(Reuters) – Thomas Laubach, the head of the Fed division overseeing monetary policy, died on Wednesday of pancreatic cancer at age 55, just days after the release of a new central bank strategy whose development he helped spearhead.
“I will miss Thomas as both a colleague and a friend,” Fed Chair Jerome Powell said in a statement released by the central bank. “He was a world-class economist, committed to public service and universally respected for his significant contributions to the theory and practice of monetary policy. His expertise, intellect, and good judgment were peerless.”
In a career that began with a research job at the Kansas City Fed and included research stints at the European Central Bank and Germany’s Bundesbank, Laubach contributed to groundbreaking research on concepts like the natural rate of interest which neither encourages or discourages economic activity.

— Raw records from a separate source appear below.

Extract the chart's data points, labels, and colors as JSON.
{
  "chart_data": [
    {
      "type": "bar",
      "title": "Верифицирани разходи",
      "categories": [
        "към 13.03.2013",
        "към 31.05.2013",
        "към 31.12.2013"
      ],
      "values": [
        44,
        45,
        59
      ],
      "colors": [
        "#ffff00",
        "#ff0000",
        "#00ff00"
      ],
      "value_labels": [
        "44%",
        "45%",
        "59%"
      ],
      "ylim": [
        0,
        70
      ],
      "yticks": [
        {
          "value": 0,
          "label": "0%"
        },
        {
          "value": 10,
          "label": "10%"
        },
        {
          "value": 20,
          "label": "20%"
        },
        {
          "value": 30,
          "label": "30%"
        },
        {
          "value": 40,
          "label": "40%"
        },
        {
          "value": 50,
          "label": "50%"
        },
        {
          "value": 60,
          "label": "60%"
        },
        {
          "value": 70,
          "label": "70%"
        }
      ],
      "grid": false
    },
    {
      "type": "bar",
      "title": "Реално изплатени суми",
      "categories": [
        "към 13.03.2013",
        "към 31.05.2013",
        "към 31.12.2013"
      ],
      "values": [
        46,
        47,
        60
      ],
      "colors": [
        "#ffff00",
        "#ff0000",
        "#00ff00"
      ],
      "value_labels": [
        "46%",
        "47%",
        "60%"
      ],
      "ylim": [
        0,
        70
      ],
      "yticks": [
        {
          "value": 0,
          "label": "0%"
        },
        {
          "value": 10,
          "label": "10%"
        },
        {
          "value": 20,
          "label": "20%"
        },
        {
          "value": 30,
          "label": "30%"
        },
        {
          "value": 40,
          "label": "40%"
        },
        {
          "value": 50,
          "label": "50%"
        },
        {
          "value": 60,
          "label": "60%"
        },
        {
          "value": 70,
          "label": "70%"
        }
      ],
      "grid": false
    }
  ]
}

His method for estimating the natural rate, developed with current New York Fed President John Williams, is now considered a benchmark often referred to in deliberations over monetary policy.
He was appointed to run the Fed’s monetary affairs division in 2015 by then Chair Janet Yellen.
In that role he led the staff work behind the new strategy the Fed introduced last week to try to encourage higher employment – an effort that included a deep research agenda to guide debate among policymakers about how the economy had changed and how the central bank should respond to those changes.
Laubach received his Phd in economics from Princeton University in 1997, with former Fed Chair Ben Bernanke as his thesis adviser.